Help! My Writing Career is Haunted!

Ghosts really do exist. I should know. In my brief time as a writer, I’ve had the occasion to be one.

By now, you have probably figured out that I’m talking about ghost writers. It’s a fairly taboo topic among some of the writers I know, but I’m not ashamed of my experience among the legion of the unbylined.

It was about eight ago, just after I got out of school. Jobs were scarce (ok, non-existent), and I was getting frustrated. I had the skills, but not the clips or the experience to get myself noticed. Then an opportunity came my way.

I had interviewed with a company that made how-to gambling videos. Not exactly glamorous work, but hey, a job was a job -- or, as the case turned out, not a job. Times were tough, and they weren’t doing well enough to hire me full-time. But they could still use me.

This same company also put out a monthly newsletter and a weekly syndicated column, all under the name of the company’s founder.
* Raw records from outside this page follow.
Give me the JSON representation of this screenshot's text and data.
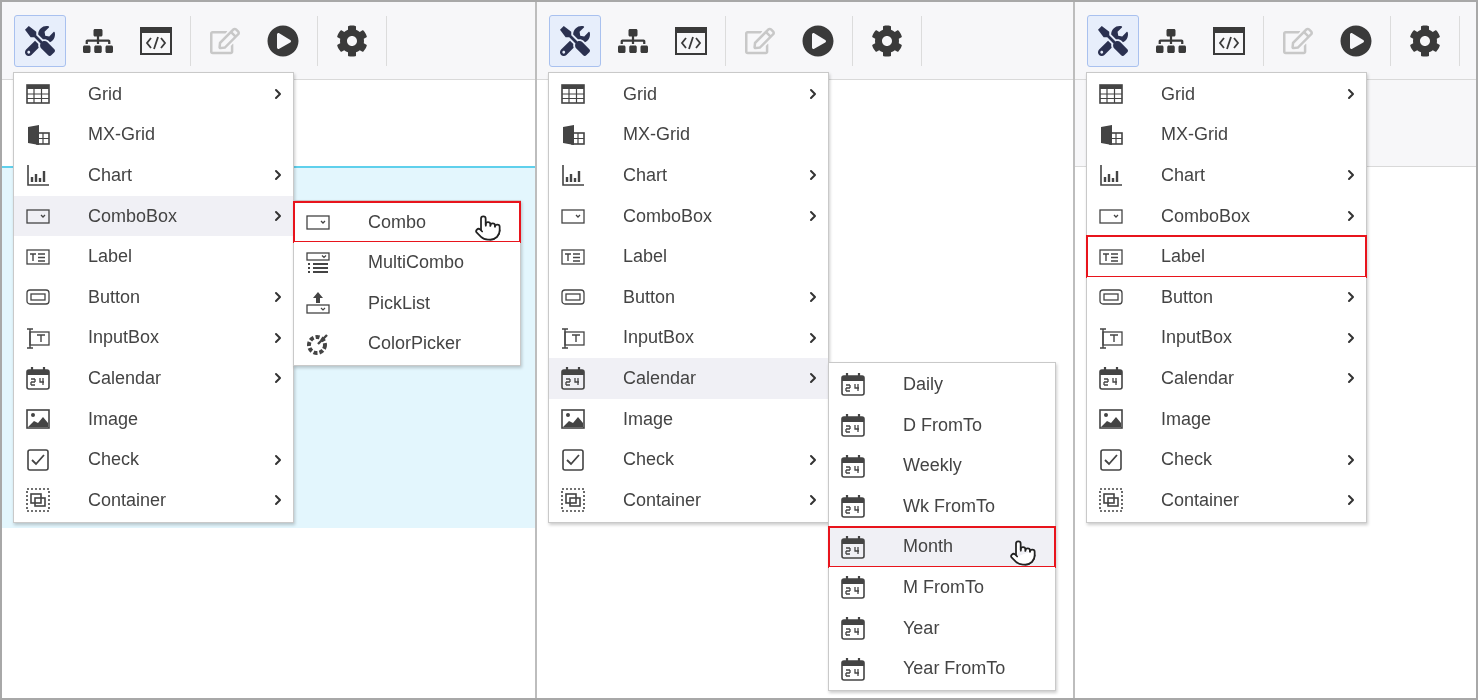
{
  "panels": [
    {
      "kind": "cyan-band",
      "toolbar": [
        {
          "kind": "tools",
          "selected": true,
          "disabled": false
        },
        {
          "kind": "hierarchy",
          "selected": false,
          "disabled": false
        },
        {
          "kind": "code",
          "selected": false,
          "disabled": false
        },
        {
          "kind": "separator"
        },
        {
          "kind": "edit",
          "selected": false,
          "disabled": true
        },
        {
          "kind": "play",
          "selected": false,
          "disabled": false
        },
        {
          "kind": "separator"
        },
        {
          "kind": "settings",
          "selected": false,
          "disabled": false
        },
        {
          "kind": "separator"
        }
      ],
      "menu": [
        {
          "kind": "grid",
          "label": "Grid",
          "submenu": true,
          "hovered": false,
          "outlined": false
        },
        {
          "kind": "mxgrid",
          "label": "MX-Grid",
          "submenu": false,
          "hovered": false,
          "outlined": false
        },
        {
          "kind": "chart",
          "label": "Chart",
          "submenu": true,
          "hovered": false,
          "outlined": false
        },
        {
          "kind": "combo",
          "label": "ComboBox",
          "submenu": true,
          "hovered": true,
          "outlined": false,
          "children": [
            {
              "kind": "combo",
              "label": "Combo",
              "hovered": false,
              "outlined": true,
              "cursor": true
            },
            {
              "kind": "multicombo",
              "label": "MultiCombo",
              "hovered": false,
              "outlined": false,
              "cursor": false
            },
            {
              "kind": "picklist",
              "label": "PickList",
              "hovered": false,
              "outlined": false,
              "cursor": false
            },
            {
              "kind": "colorpicker",
              "label": "ColorPicker",
              "hovered": false,
              "outlined": false,
              "cursor": false
            }
          ]
        },
        {
          "kind": "label",
          "label": "Label",
          "submenu": false,
          "hovered": false,
          "outlined": false
        },
        {
          "kind": "button",
          "label": "Button",
          "submenu": true,
          "hovered": false,
          "outlined": false
        },
        {
          "kind": "input",
          "label": "InputBox",
          "submenu": true,
          "hovered": false,
          "outlined": false
        },
        {
          "kind": "calendar",
          "label": "Calendar",
          "submenu": true,
          "hovered": false,
          "outlined": false
        },
        {
          "kind": "image",
          "label": "Image",
          "submenu": false,
          "hovered": false,
          "outlined": false
        },
        {
          "kind": "check",
          "label": "Check",
          "submenu": true,
          "hovered": false,
          "outlined": false
        },
        {
          "kind": "container",
          "label": "Container",
          "submenu": true,
          "hovered": false,
          "outlined": false
        }
      ]
    },
    {
      "kind": "plain",
      "toolbar": [
        {
          "kind": "tools",
          "selected": true,
          "disabled": false
        },
        {
          "kind": "hierarchy",
          "selected": false,
          "disabled": false
        },
        {
          "kind": "code",
          "selected": false,
          "disabled": false
        },
        {
          "kind": "separator"
        },
        {
          "kind": "edit",
          "selected": false,
          "disabled": true
        },
        {
          "kind": "play",
          "selected": false,
          "disabled": false
        },
        {
          "kind": "separator"
        },
        {
          "kind": "settings",
          "selected": false,
          "disabled": false
        },
        {
          "kind": "separator"
        }
      ],
      "menu": [
        {
          "kind": "grid",
          "label": "Grid",
          "submenu": true,
          "hovered": false,
          "outlined": false
        },
        {
          "kind": "mxgrid",
          "label": "MX-Grid",
          "submenu": false,
          "hovered": false,
          "outlined": false
        },
        {
          "kind": "chart",
          "label": "Chart",
          "submenu": true,
          "hovered": false,
          "outlined": false
        },
        {
          "kind": "combo",
          "label": "ComboBox",
          "submenu": true,
          "hovered": false,
          "outlined": false
        },
        {
          "kind": "label",
          "label": "Label",
          "submenu": false,
          "hovered": false,
          "outlined": false
        },
        {
          "kind": "button",
          "label": "Button",
          "submenu": true,
          "hovered": false,
          "outlined": false
        },
        {
          "kind": "input",
          "label": "InputBox",
          "submenu": true,
          "hovered": false,
          "outlined": false
        },
        {
          "kind": "calendar",
          "label": "Calendar",
          "submenu": true,
          "hovered": true,
          "outlined": false,
          "children": [
            {
              "kind": "calendar",
              "label": "Daily",
              "hovered": false,
              "outlined": false,
              "cursor": false
            },
            {
              "kind": "calendar",
              "label": "D FromTo",
              "hovered": false,
              "outlined": false,
              "cursor": false
            },
            {
              "kind": "calendar",
              "label": "Weekly",
              "hovered": false,
              "outlined": false,
              "cursor": false
            },
            {
              "kind": "calendar",
              "label": "Wk FromTo",
              "hovered": false,
              "outlined": false,
              "cursor": false
            },
            {
              "kind": "calendar",
              "label": "Month",
              "hovered": true,
              "outlined": true,
              "cursor": true
            },
            {
              "kind": "calendar",
              "label": "M FromTo",
              "hovered": false,
              "outlined": false,
              "cursor": false
            },
            {
              "kind": "calendar",
              "label": "Year",
              "hovered": false,
              "outlined": false,
              "cursor": false
            },
            {
              "kind": "calendar",
              "label": "Year FromTo",
              "hovered": false,
              "outlined": false,
              "cursor": false
            }
          ]
        },
        {
          "kind": "image",
          "label": "Image",
          "submenu": false,
          "hovered": false,
          "outlined": false
        },
        {
          "kind": "check",
          "label": "Check",
          "submenu": true,
          "hovered": false,
          "outlined": false
        },
        {
          "kind": "container",
          "label": "Container",
          "submenu": true,
          "hovered": false,
          "outlined": false
        }
      ]
    },
    {
      "kind": "grey-band",
      "toolbar": [
        {
          "kind": "tools",
          "selected": true,
          "disabled": false
        },
        {
          "kind": "hierarchy",
          "selected": false,
          "disabled": false
        },
        {
          "kind": "code",
          "selected": false,
          "disabled": false
        },
        {
          "kind": "separator"
        },
        {
          "kind": "edit",
          "selected": false,
          "disabled": true
        },
        {
          "kind": "play",
          "selected": false,
          "disabled": false
        },
        {
          "kind": "separator"
        },
        {
          "kind": "settings",
          "selected": false,
          "disabled": false
        },
        {
          "kind": "separator"
        }
      ],
      "menu": [
        {
          "kind": "grid",
          "label": "Grid",
          "submenu": true,
          "hovered": false,
          "outlined": false
        },
        {
          "kind": "mxgrid",
          "label": "MX-Grid",
          "submenu": false,
          "hovered": false,
          "outlined": false
        },
        {
          "kind": "chart",
          "label": "Chart",
          "submenu": true,
          "hovered": false,
          "outlined": false
        },
        {
          "kind": "combo",
          "label": "ComboBox",
          "submenu": true,
          "hovered": false,
          "outlined": false
        },
        {
          "kind": "label",
          "label": "Label",
          "submenu": false,
          "hovered": false,
          "outlined": true
        },
        {
          "kind": "button",
          "label": "Button",
          "submenu": true,
          "hovered": false,
          "outlined": false
        },
        {
          "kind": "input",
          "label": "InputBox",
          "submenu": true,
          "hovered": false,
          "outlined": false
        },
        {
          "kind": "calendar",
          "label": "Calendar",
          "submenu": true,
          "hovered": false,
          "outlined": false
        },
        {
          "kind": "image",
          "label": "Image",
          "submenu": false,
          "hovered": false,
          "outlined": false
        },
        {
          "kind": "check",
          "label": "Check",
          "submenu": true,
          "hovered": false,
          "outlined": false
        },
        {
          "kind": "container",
          "label": "Container",
          "submenu": true,
          "hovered": false,
          "outlined": false
        }
      ]
    }
  ]
}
They needed articles, and since they knew from my job interview that I was a collector at heart, they handed me a book on collecting vintage slot machines and asked me to write an article.

I did, and they liked it so much they asked me to write another article on the same subject. They both saw print, sans my name, of course, but I got paid well (my first paid writing assignment) and I got some experience I otherwise might not have.

And that was the key. I didn’t need to know anything about gambling to write for a gambling column. I did the research, I wrote what I knew, I got paid, and I got two clips. And that helped me get more jobs later on down the line. It’s still a publishing credit that shows up in my cover letters sometimes, too.

So here’s the lesson from all of this: Any writing is good writing, whether it has your name on it or not. Every word you put to paper leads quite naturally to the next word. In my case, one article led to a second article, and then to other assignments, and finally to full-time employment later down the line. With every thing you write, you get a little bit better, and that much closer to the next sale.

Take the opportunities that come your way. Don’t worry about getting a byline or getting paid -- just get your work into print. Show people that you can write, and get editors to know your name. Every credit you get brings you one step closer to being a professional, one step closer to respectability.

And if you get a paycheck out of it, too, then hey -- you’re that much more ahead.